Die Rhetorik kann auch zu bestimmten Zwecken, zum Beispiel dem Durchsetzen einer Meinung, dienen. So kann eine Tatsache durch geschickt eingesetzte rhetorische Mittel verändert werden, um den Gesprächspartner von der eigenen Meinung zu überzeugen.
Im Folgenden wird vor allem auf Rhetorik beim Bewerbungsgespräch und im Schulleben eingegangen. Außerdem werden konkrete Handlungstipps mit Beispielen untermalt.
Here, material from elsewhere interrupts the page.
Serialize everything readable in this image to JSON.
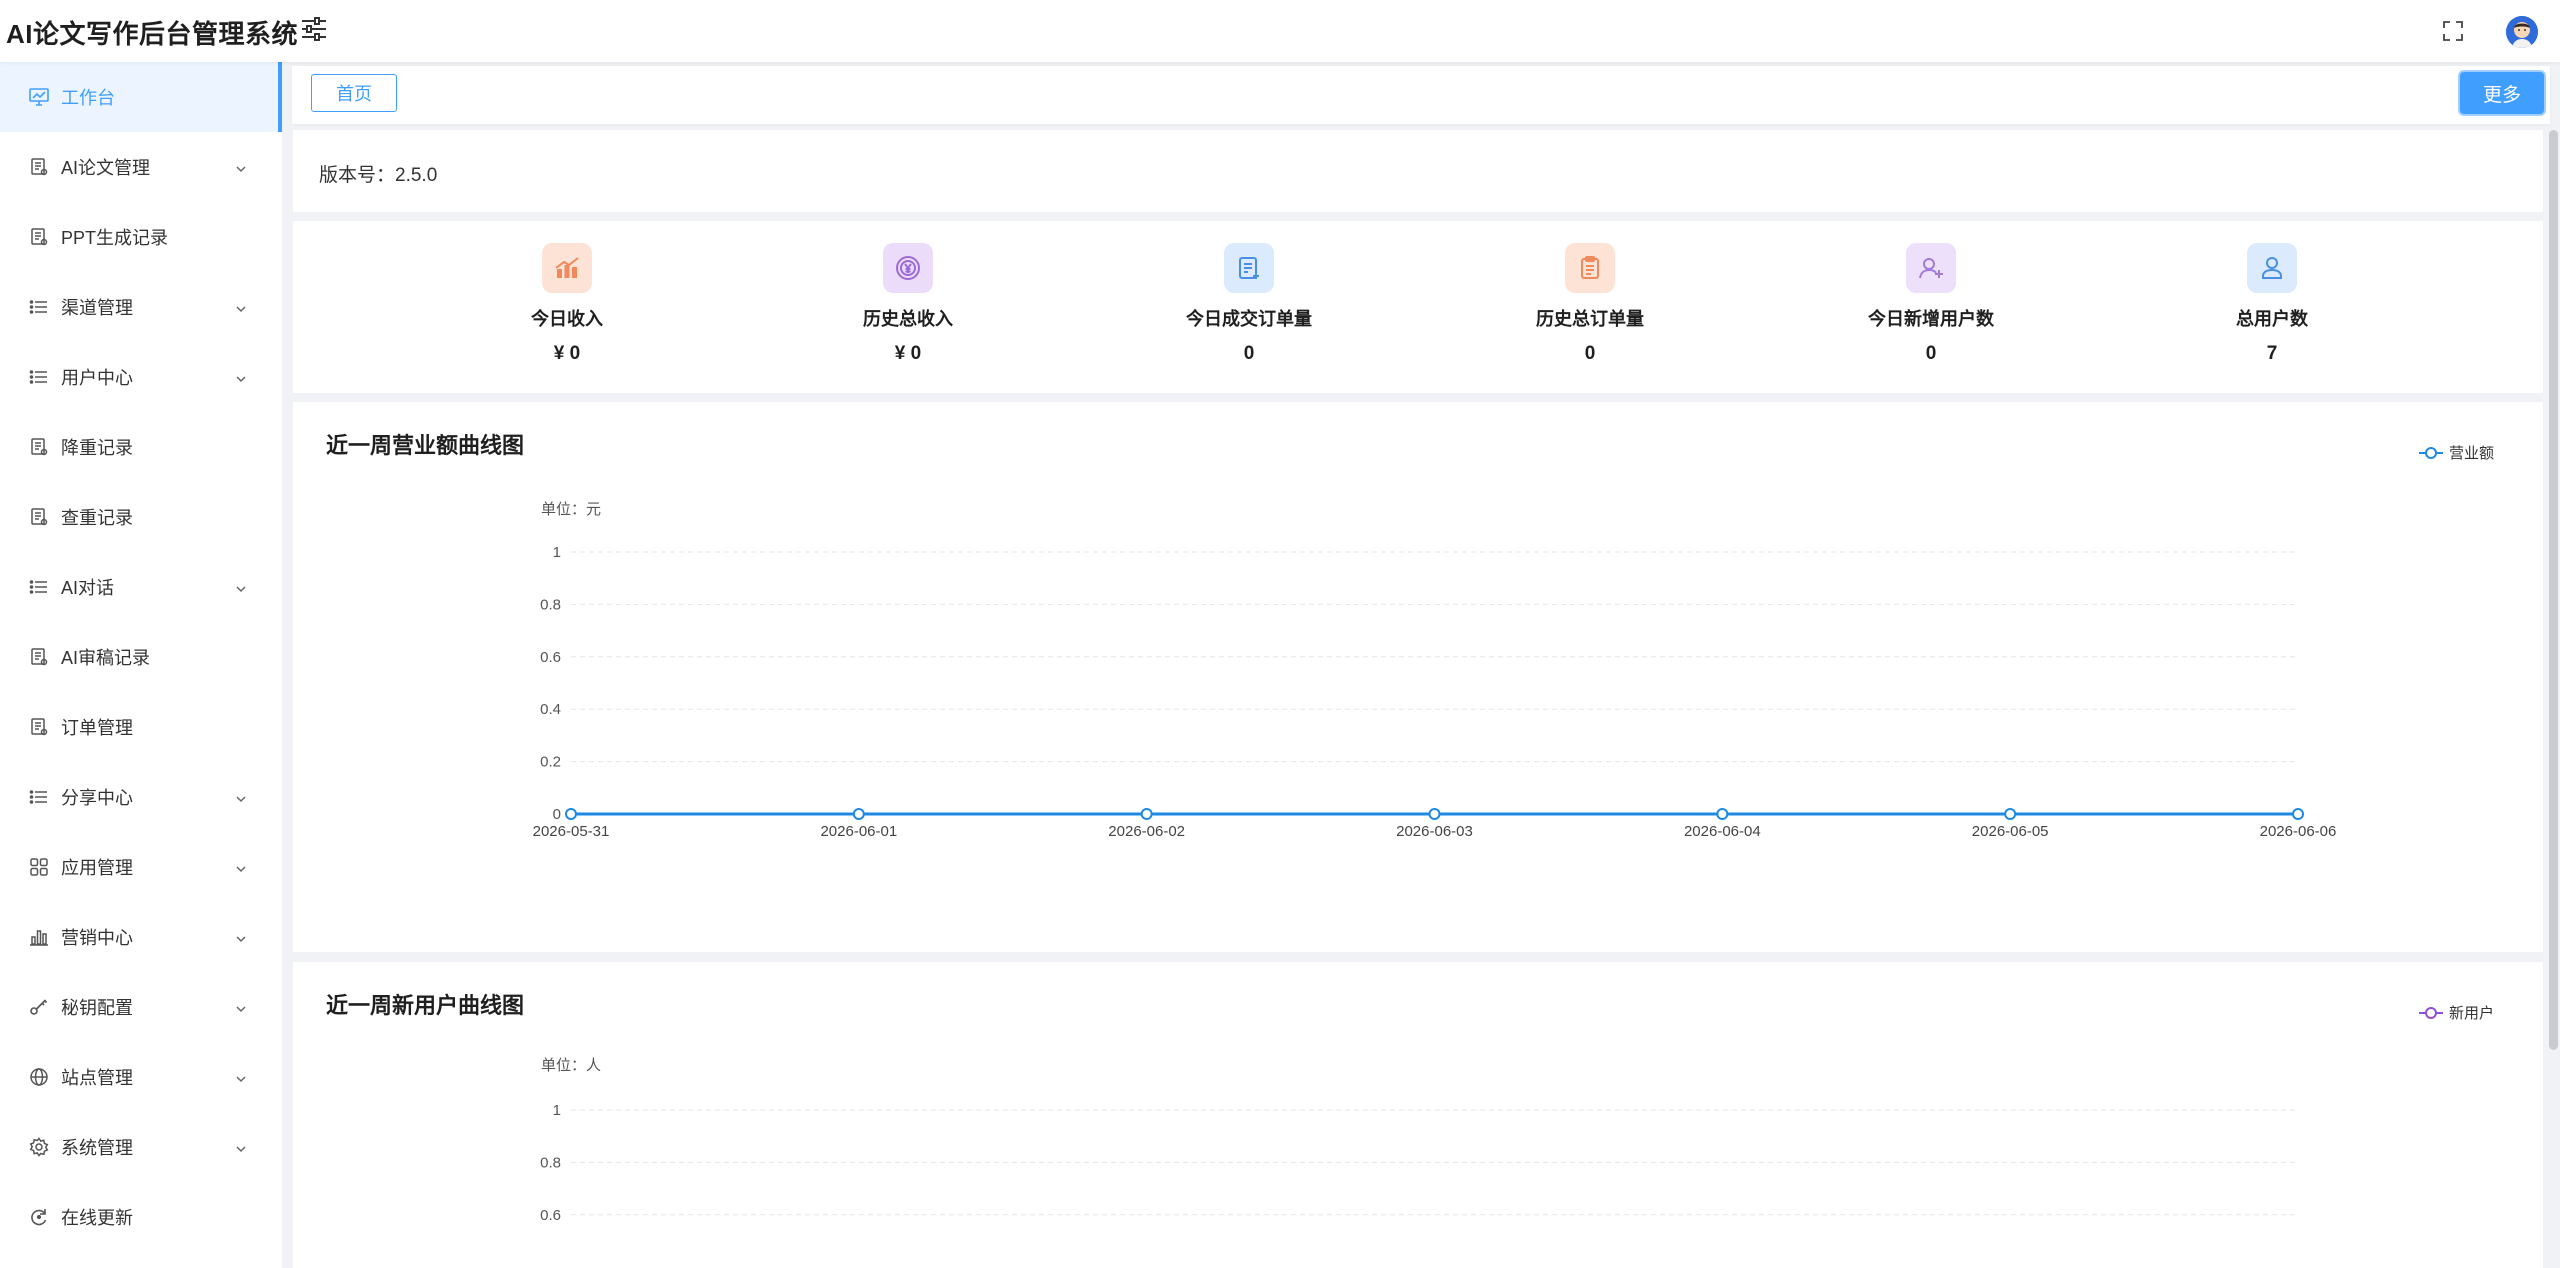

Bedeutung bei Bewerbungsgesprächen

Beim Bewerbungsgespräch ist vor allem zu beachten, dass es darum geht, sich in extrem kurzer Zeit (15-30 Minuten) in ein besonders gutes Licht zu rücken. Dabei können rhetorische Fähigkeiten helfen.
Es kommt beim Bewerbungsgespräch im allgemeinen auf vier entscheidende Punkte an; das Outfit, die Körpersprache, die Benimmregeln und die Rhetorik. Bei der Rhetorik ist das "was" von dem "wie" zu unterscheiden. In den aufgeführten Handlungstipps geht es um die Art und Weise sich zu äußern. (Mit Inhalten und typischen Fragen befasst sich Rhetorik 2)
Rhetorische Fähigkeiten können und sollten als Vorbereitung auf ein Bewerbungsgespräch trainiert werden. Dies ist natürlich nicht von heute auf morgen möglich. Deshalb sollte man sich etwas Zeit nehmen, in der man auch die eigenen Angewohnheiten beobachtet. Nach einer Analyse (Freunde, Angehörige und Bekannte können als Beobachter hilfreich sein)sollten die positiven Redegewohnheiten ausgebaut und die negativen eliminiert werden. Hierfür sind die Handlungstipps als Anhaltspunkte gedacht. Das Thema Rhetorik bedarf also einer gewissen Vorarbeit (auch dahingehend sich Antworten auf Standardfragen zu überlegen; vgl. Rhetorik2).
Im Bewerbungsgespräch selbst sollte man sich weniger auf einzelne Handlungstipps fixieren, da dies die vorhandene Nervosität noch steigert. Dort sollten die, durch die Vorarbeit erworbenen, Fähigkeiten ausgespielt werden. Dies lässt den Bewerber selbstsicher und überzeugend wirken und kann unter Umständen auch kleine inhaltliche Mängel vertuschen. Das zeigt, dass Rhetorik sehr nützlich sein kann. Aber vorsicht, zu viel oder falsch eingesetzte rhetorische Mittel wirken übertrieben oder sogar albern.
Der Anlass Bewerbungsgespräch darf auch nicht außer Acht gelassen werden. Er ist entscheidend für die Sprachebene und für das Verhältnis zwischen den Gesprächspartnern. Ein Bewerber sollte sich darüber im Klaren sein, dass er einer von vielen ist und er derjenige ist, der eine Erwartung erfüllen muss. Deshalb ist das sich Abheben von der Menge gut, sollte aber im positiven verstanden werden. Man kann sich auch sehr leicht durch negatives Auffallen abheben. Das ist dem Anliegen des Bewerbers aber nicht dienlich.
Als Bewerber sollte man also auf eine intensive Vorarbeit setzen, die einen sicher und selbstbewusst werden lässt und einem hilft einen guten und bleibenden Eindruch zu hinterlassen. Außerdem sollte man sich im Klaren über die eigenen Ziele sein.

Handlungstipps

Am wichtigsten für einen guten Rhetoriker ist es, mit sich selbst zufrieden zu sein, sich seine eigenen Fähigkeiten klar zu machen und zu wissen, wie das eigene Handeln auf andere wirkt.
Es gilt bei der Außenwirkung darauf zu achten, dass man gleichzeitig sympathisch bzw. höflich, aber auch kompetent bzw. zielstrebig wirkt.
Voraussetzung für ein gutes Auftreten ist immer auch das eigene Selbstwertgefühl. Dabei ist vor allem darauf zu achten, sich selbst weder zu kritisch noch zu vorteilhaft zu betrachten.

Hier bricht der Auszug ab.